Three former Honolulu officials charged with engaging in a conspiracy had hoped a judge would determine their fates but will instead face a jury of their peers sometime this fall, U.S. District Court Judge Leslie Kobayashi said Thursday.

Former city attorney Donna Leong, former police commission chairman Max Sword and former managing director Roy Amemiya, who all appeared in the Honolulu court on Thursday, pleaded not guilty earlier this year.

Federal prosecutors say the trio coordinated to deliver a $250,000 retirement package to the now-imprisoned police chief Louis Kealoha in 2017.

Former HPD Police Commissioner Max Sword leaves District Court.
Former police commission chairman Max Sword, left, appeared in court on a conspiracy charge. Thomas Otake, right, represents one of Sword’s co-defendants, former city counsel Donna Leong. Cory Lum/Civil Beat/2022

At the time, Kealoha was under federal investigation for corruption, and prosecutors allege the defendants worked to circumvent a required Honolulu City Council vote.

Last month, the defendants requested a bench trial, which would have left the verdict up to Kobayashi. Legal experts say bench trials are generally preferred by defendants who don’t believe they can win over a jury.

But federal rules require that for a bench trial to proceed, prosecutors must agree. And the prosecution in this case denied the request, according to a filing from San Diego Assistant U.S. Attorney Colin McDonald this week.

“As with every case, the United States expects the defendants will receive an impartial trial by jury, which is their constitutional guarantee,” he wrote.

At the court appearance on Thursday, defense attorneys acknowledged that their bench trial request is now moot.

A trial had been scheduled for June 13 but will instead take place in October, if not later, after the parties agreed to a continuance.

Kobayashi instructed the attorneys to come up with deadlines for motions, come to the court with any discovery-related issues and to estimate how many days they will need to present their case.

Lynn Panagakos, Leong’s attorney, said she has had difficulty obtaining some records from the government because the government alleges they are “privileged.” She said pre-trial disclosure is required under Brady v. Maryland, a Supreme Court case that requires prosecutors to disclose information that points to a defendant’s innocence.

“These documents are the highest priority to our defense,” she told the court. “They’re resisting more so than they should be under the circumstances.”

Kobayashi asked the attorneys to submit letters to the court arguing their positions on the document dispute.

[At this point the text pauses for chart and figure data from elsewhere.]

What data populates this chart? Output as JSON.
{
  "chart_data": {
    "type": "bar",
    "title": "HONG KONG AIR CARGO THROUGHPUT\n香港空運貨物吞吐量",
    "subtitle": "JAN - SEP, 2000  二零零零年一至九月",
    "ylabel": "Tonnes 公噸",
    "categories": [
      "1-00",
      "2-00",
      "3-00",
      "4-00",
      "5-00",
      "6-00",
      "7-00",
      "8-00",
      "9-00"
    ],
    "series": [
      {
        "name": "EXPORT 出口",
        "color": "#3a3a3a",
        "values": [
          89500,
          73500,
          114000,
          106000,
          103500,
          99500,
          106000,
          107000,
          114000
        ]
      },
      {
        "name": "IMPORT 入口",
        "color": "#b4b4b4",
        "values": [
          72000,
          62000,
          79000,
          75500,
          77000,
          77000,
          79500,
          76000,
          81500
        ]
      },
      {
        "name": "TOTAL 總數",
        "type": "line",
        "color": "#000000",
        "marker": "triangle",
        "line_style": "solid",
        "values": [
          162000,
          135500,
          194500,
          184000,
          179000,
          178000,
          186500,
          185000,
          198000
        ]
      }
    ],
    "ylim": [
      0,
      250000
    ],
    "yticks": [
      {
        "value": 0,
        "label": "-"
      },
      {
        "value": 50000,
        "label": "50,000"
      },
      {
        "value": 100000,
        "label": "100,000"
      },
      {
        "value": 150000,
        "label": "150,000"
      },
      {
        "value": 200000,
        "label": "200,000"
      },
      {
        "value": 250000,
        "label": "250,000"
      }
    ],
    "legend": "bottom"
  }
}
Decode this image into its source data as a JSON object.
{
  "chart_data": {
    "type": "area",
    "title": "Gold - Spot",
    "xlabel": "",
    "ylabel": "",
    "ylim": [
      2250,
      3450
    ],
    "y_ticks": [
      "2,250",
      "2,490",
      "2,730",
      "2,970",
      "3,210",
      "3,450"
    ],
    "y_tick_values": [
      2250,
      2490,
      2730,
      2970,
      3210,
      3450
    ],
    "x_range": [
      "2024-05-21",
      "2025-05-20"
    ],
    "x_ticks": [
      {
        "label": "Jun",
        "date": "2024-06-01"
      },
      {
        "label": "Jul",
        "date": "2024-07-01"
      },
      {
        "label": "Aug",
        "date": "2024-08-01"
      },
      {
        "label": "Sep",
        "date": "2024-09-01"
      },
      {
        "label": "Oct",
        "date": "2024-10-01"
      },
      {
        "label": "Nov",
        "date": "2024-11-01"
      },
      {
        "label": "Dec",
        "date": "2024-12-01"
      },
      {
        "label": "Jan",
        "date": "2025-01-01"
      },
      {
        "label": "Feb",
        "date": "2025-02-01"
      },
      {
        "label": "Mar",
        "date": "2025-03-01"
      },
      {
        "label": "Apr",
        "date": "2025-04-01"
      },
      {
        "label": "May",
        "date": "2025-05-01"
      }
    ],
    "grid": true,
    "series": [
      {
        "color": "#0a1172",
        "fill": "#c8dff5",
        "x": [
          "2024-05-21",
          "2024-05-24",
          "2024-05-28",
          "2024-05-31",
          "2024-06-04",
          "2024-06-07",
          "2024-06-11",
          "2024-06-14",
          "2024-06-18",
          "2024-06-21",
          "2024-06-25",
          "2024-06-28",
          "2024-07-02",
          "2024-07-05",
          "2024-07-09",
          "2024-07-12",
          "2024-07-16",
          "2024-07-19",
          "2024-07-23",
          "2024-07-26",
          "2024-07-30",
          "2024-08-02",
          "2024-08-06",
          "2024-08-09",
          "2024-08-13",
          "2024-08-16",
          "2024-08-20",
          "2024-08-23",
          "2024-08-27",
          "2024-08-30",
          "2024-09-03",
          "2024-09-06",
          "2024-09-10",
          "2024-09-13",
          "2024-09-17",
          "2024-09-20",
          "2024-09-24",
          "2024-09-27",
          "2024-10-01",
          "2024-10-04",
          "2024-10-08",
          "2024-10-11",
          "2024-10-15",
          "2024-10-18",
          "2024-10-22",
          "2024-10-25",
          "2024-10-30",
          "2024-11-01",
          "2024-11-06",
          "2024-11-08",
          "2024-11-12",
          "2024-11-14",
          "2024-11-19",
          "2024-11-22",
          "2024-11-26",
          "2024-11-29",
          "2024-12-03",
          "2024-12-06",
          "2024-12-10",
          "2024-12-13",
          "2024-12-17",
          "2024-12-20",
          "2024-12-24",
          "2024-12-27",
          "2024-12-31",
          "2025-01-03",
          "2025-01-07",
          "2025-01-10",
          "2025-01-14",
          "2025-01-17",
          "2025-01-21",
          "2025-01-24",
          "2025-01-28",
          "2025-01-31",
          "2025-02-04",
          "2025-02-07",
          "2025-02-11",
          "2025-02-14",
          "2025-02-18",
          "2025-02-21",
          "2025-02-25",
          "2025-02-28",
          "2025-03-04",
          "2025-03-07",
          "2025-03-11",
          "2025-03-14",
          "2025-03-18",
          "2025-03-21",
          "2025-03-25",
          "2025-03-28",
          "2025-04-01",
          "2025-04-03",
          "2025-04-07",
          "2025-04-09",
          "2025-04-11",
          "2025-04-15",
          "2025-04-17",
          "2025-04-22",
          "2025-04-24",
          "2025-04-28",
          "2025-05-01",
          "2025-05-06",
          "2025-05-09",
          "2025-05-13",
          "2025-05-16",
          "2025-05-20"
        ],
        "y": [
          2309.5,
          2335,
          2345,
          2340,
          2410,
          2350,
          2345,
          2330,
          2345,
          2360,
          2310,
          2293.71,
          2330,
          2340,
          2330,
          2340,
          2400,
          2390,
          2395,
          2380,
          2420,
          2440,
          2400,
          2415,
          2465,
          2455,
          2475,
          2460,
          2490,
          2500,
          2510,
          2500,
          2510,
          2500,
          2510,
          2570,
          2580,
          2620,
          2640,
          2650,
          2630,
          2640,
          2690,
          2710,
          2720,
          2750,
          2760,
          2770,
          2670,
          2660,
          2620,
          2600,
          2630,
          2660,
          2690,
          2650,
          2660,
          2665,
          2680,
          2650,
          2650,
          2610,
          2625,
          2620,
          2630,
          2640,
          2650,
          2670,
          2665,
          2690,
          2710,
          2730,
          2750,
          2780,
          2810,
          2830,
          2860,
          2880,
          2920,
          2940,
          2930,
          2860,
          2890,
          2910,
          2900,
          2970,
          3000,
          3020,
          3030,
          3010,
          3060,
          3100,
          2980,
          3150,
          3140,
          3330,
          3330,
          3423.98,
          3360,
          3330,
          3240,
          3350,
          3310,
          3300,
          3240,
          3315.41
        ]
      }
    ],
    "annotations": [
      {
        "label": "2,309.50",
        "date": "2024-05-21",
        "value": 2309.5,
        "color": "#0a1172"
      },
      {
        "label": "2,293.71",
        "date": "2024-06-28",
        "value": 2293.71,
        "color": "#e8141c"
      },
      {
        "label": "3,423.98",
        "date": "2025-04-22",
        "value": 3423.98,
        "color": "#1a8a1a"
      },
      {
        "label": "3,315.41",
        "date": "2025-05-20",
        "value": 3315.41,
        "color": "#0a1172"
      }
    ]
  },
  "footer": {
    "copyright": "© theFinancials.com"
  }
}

In court, Panagakos didn’t specify what those documents are. She declined to comment outside the courthouse and did not respond to a phone message.

The federal corruption investigation that led to the indictment of Leong, Sword and Amemiya is ongoing.

Hawaii News Now reported the grand jury convened by the San Diego prosecutors heard from Gary Kurokawa, former Mayor Kirk Caldwell’s chief of staff, last week. Caldwell, who had been actively campaigning for governor, dropped out of the race the day before Kurokawa’s testimony.